A sociedade necessita de corpos armados, educados para a defesa da dignidade dos homens, e rigorosamente administrados, a fim de garantir a vida e a propriedade legítima das pessoas. A eles cabe exercer o monopólio da violência conferido ao Estado pela inteligência política. Só os agentes devem empregar a força e as armas, em casos estritos de necessidade. Os estados modernos, deteriorados pela submissão à mentirosa racionalidade econômica, e sob o exemplo do sistema liberal capitalista por excelência, o dos Estados Unidos, têm concedido a terceiros, estranhos a seus quadros, o exercício da violência. Contratam empresas privadas, que geralmente empregam, em tempo parcial, policiais civis e militares em suas atividades.
A tolerância ao nítido conflito de interesses tem estimulado o surgimento das chamadas milícias, que atuam nas regiões em que a presença oficial do Estado é precária. Integradas por policiais civis e militares, tais como as empresas de vigilância, elas oferecem proteção, só que, em seu caso, mediante taxas extorsivas e o exercício de comércio ilícito. Enfim, o gangsterismo se organiza dentro do aparelho repressivo oficial.
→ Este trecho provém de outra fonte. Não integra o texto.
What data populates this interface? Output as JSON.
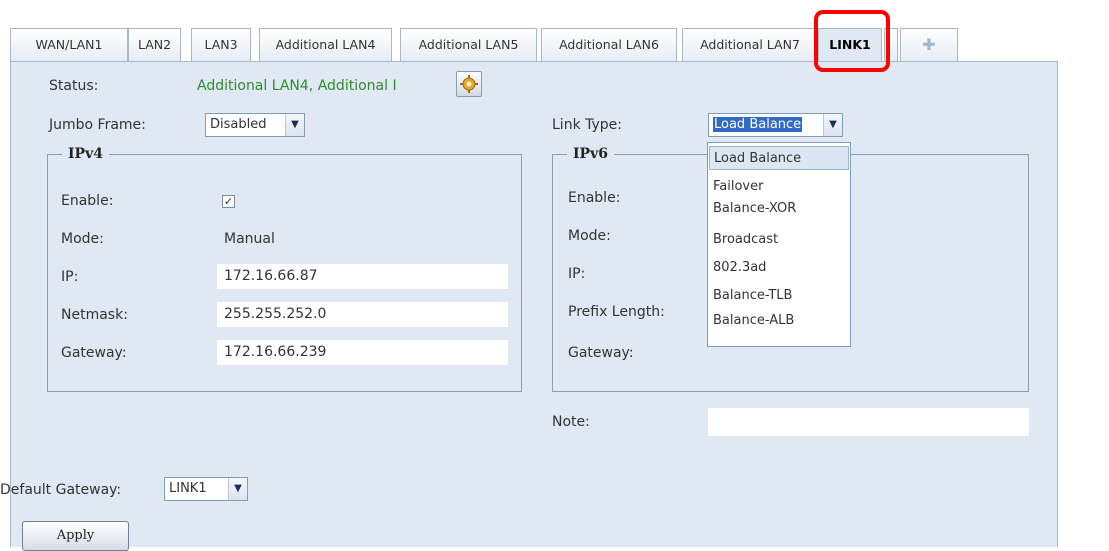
{
  "tabs": [
    {
      "label": "WAN/LAN1"
    },
    {
      "label": "LAN2"
    },
    {
      "label": "LAN3"
    },
    {
      "label": "Additional LAN4"
    },
    {
      "label": "Additional LAN5"
    },
    {
      "label": "Additional LAN6"
    },
    {
      "label": "Additional LAN7"
    },
    {
      "label": "LINK1",
      "active": true
    }
  ],
  "add_tab_icon": "plus-icon",
  "status": {
    "label": "Status:",
    "value": "Additional LAN4, Additional I",
    "button_icon": "gear-settings-icon"
  },
  "jumbo_frame": {
    "label": "Jumbo Frame:",
    "value": "Disabled"
  },
  "link_type": {
    "label": "Link Type:",
    "value": "Load Balance",
    "options": [
      "Load Balance",
      "Failover",
      "Balance-XOR",
      "Broadcast",
      "802.3ad",
      "Balance-TLB",
      "Balance-ALB"
    ]
  },
  "ipv4": {
    "legend": "IPv4",
    "enable_label": "Enable:",
    "enabled": true,
    "mode_label": "Mode:",
    "mode_value": "Manual",
    "ip_label": "IP:",
    "ip_value": "172.16.66.87",
    "netmask_label": "Netmask:",
    "netmask_value": "255.255.252.0",
    "gateway_label": "Gateway:",
    "gateway_value": "172.16.66.239"
  },
  "ipv6": {
    "legend": "IPv6",
    "enable_label": "Enable:",
    "mode_label": "Mode:",
    "ip_label": "IP:",
    "prefix_label": "Prefix Length:",
    "gateway_label": "Gateway:"
  },
  "note": {
    "label": "Note:",
    "value": ""
  },
  "default_gateway": {
    "label": "Default Gateway:",
    "value": "LINK1"
  },
  "apply_label": "Apply",
  "colors": {
    "panel_bg": "#dfe8f3",
    "status_text": "#2e8b2e",
    "highlight": "#ff0000"
  }
}
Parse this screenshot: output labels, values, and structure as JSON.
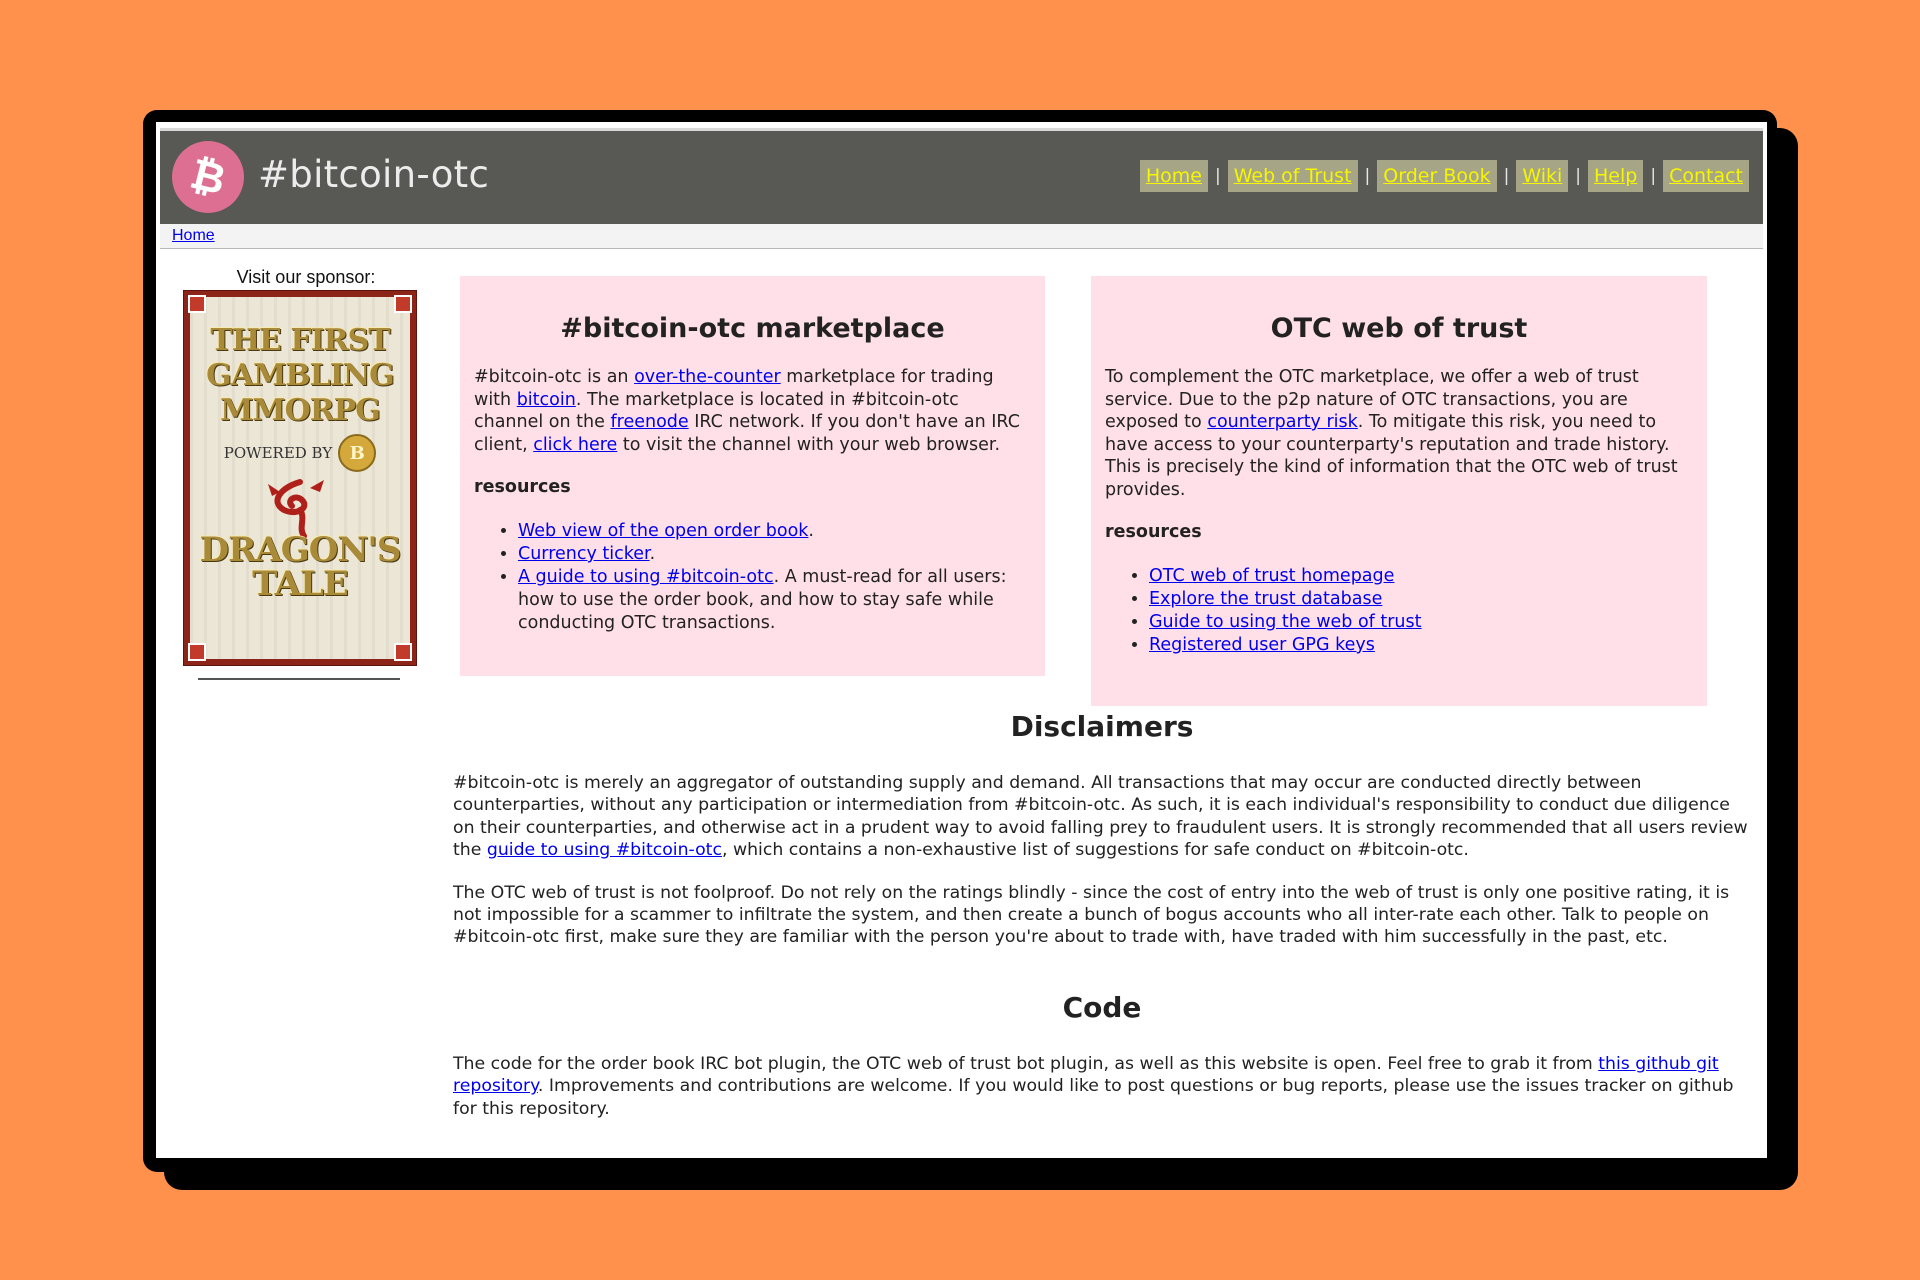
{
  "site": {
    "title": "#bitcoin-otc",
    "logo_symbol": "₿",
    "logo_color": "#dc6f92",
    "header_bg": "#585854",
    "background_color": "#ff914d"
  },
  "nav": {
    "home": "Home",
    "web_of_trust": "Web of Trust",
    "order_book": "Order Book",
    "wiki": "Wiki",
    "help": "Help",
    "contact": "Contact",
    "separator": "|"
  },
  "breadcrumb": {
    "home": "Home"
  },
  "sponsor": {
    "label": "Visit our sponsor:",
    "ad_line1": "THE FIRST",
    "ad_line2": "GAMBLING",
    "ad_line3": "MMORPG",
    "ad_powered": "POWERED BY",
    "ad_coin": "B",
    "ad_game_line1": "DRAGON'S",
    "ad_game_line2": "TALE"
  },
  "marketplace": {
    "title": "#bitcoin-otc marketplace",
    "p1": "#bitcoin-otc is an ",
    "link_otc": "over-the-counter",
    "p2": " marketplace for trading with ",
    "link_bitcoin": "bitcoin",
    "p3": ". The marketplace is located in #bitcoin-otc channel on the ",
    "link_freenode": "freenode",
    "p4": " IRC network. If you don't have an IRC client, ",
    "link_click": "click here",
    "p5": " to visit the channel with your web browser.",
    "resources_heading": "resources",
    "res1_link": "Web view of the open order book",
    "res1_after": ".",
    "res2_link": "Currency ticker",
    "res2_after": ".",
    "res3_link": "A guide to using #bitcoin-otc",
    "res3_after": ". A must-read for all users: how to use the order book, and how to stay safe while conducting OTC transactions."
  },
  "web_of_trust": {
    "title": "OTC web of trust",
    "p1": "To complement the OTC marketplace, we offer a web of trust service. Due to the p2p nature of OTC transactions, you are exposed to ",
    "link_risk": "counterparty risk",
    "p2": ". To mitigate this risk, you need to have access to your counterparty's reputation and trade history. This is precisely the kind of information that the OTC web of trust provides.",
    "resources_heading": "resources",
    "res1": "OTC web of trust homepage",
    "res2": "Explore the trust database",
    "res3": "Guide to using the web of trust",
    "res4": "Registered user GPG keys"
  },
  "disclaimers": {
    "title": "Disclaimers",
    "p1_before": "#bitcoin-otc is merely an aggregator of outstanding supply and demand. All transactions that may occur are conducted directly between counterparties, without any participation or intermediation from #bitcoin-otc. As such, it is each individual's responsibility to conduct due diligence on their counterparties, and otherwise act in a prudent way to avoid falling prey to fraudulent users. It is strongly recommended that all users review the ",
    "p1_link": "guide to using #bitcoin-otc",
    "p1_after": ", which contains a non-exhaustive list of suggestions for safe conduct on #bitcoin-otc.",
    "p2": "The OTC web of trust is not foolproof. Do not rely on the ratings blindly - since the cost of entry into the web of trust is only one positive rating, it is not impossible for a scammer to infiltrate the system, and then create a bunch of bogus accounts who all inter-rate each other. Talk to people on #bitcoin-otc first, make sure they are familiar with the person you're about to trade with, have traded with him successfully in the past, etc."
  },
  "code": {
    "title": "Code",
    "p_before": "The code for the order book IRC bot plugin, the OTC web of trust bot plugin, as well as this website is open. Feel free to grab it from ",
    "p_link": "this github git repository",
    "p_after": ". Improvements and contributions are welcome. If you would like to post questions or bug reports, please use the issues tracker on github for this repository."
  }
}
É possível objetar, e com razão, que a infecção dos quadros policiais não é nova. Sempre houve policiais achacadores e subornáveis, ao longo da história, em todos os países do mundo. Essa constatação não exclui a necessidade de combater rigorosamente esse tipo de crime – sobretudo porque são suspeitos de nele se envolverem os próprios dirigentes dos corpos armados, como sugerem as investigações em curso no Rio de Janeiro. Se dessa podridão são responsáveis os dirigentes políticos do Estado, que nomeiam as autoridades policiais, ou não, cabe ao Ministério Público averiguar, com a ajuda da Polícia Federal. Tão antiga quanto a História, é a dedução de que o exemplo vem de cima. Maquiavel e outros pensadores políticos são nisso contundentes: os súditos acompanham o que fazem os príncipes, e os imitam.
Já tardiamente, quando acossado pelos militares e sem a proteção carismática de sua mulher Evita, Perón soube que seu cunhado se havia corrompido e achacava banqueiros e industriais. Sua reação se expressou na frase transformada em máxima política: “Los gobiernos, como el pescado, empiezan a pudrirse por la cabeza”.
Outra endemia nos corpos policiais é a dos esquadrões da morte. O Rio de Janeiro tem triste tradição em assassinatos dessa natureza. Quadrilhas de policiais, aparentemente a serviço de comerciantes, matam friamente os “indesejáveis”, que, no juízo dos mandantes, “infestam” as cidades. Da mesma forma, esses grupos liquidam seus rivais nos negócios sujos. Há mais de cinquenta anos, atuavam os “homens de ouro”, com a tácita autorização para “eliminar bandidos”. Há 18 anos, em julho de 1993, cerca de 70 crianças, que dormiam junto à Igreja da Candelária, foram metralhadas por vários policiais, com numerosos feridos e seis mortos.
Agora, em Goiás, descobre- se um grupo de extermínio que, segundo os indícios, era chefiado nada mais, nada menos, pelo subcomandante da Polícia Militar do estado. Entre as suas vítimas, se as investigações se confirmarem, encontram-se mulheres e crianças, mortas por acaso durante os tiroteios ou para eliminar testemunhas.
O velho princípio da filosofia social dos gregos é o de que a política deve ser a prática da ética.
Ética e política se encontram separadas no mundo moderno, em razão do apodrecimento da razão, que estabelece o pragmatismo do lucro e do êxito como novo imperativo universal. Só com o retorno da ética à ação política encontraremos a necessária reabilitação do Estado.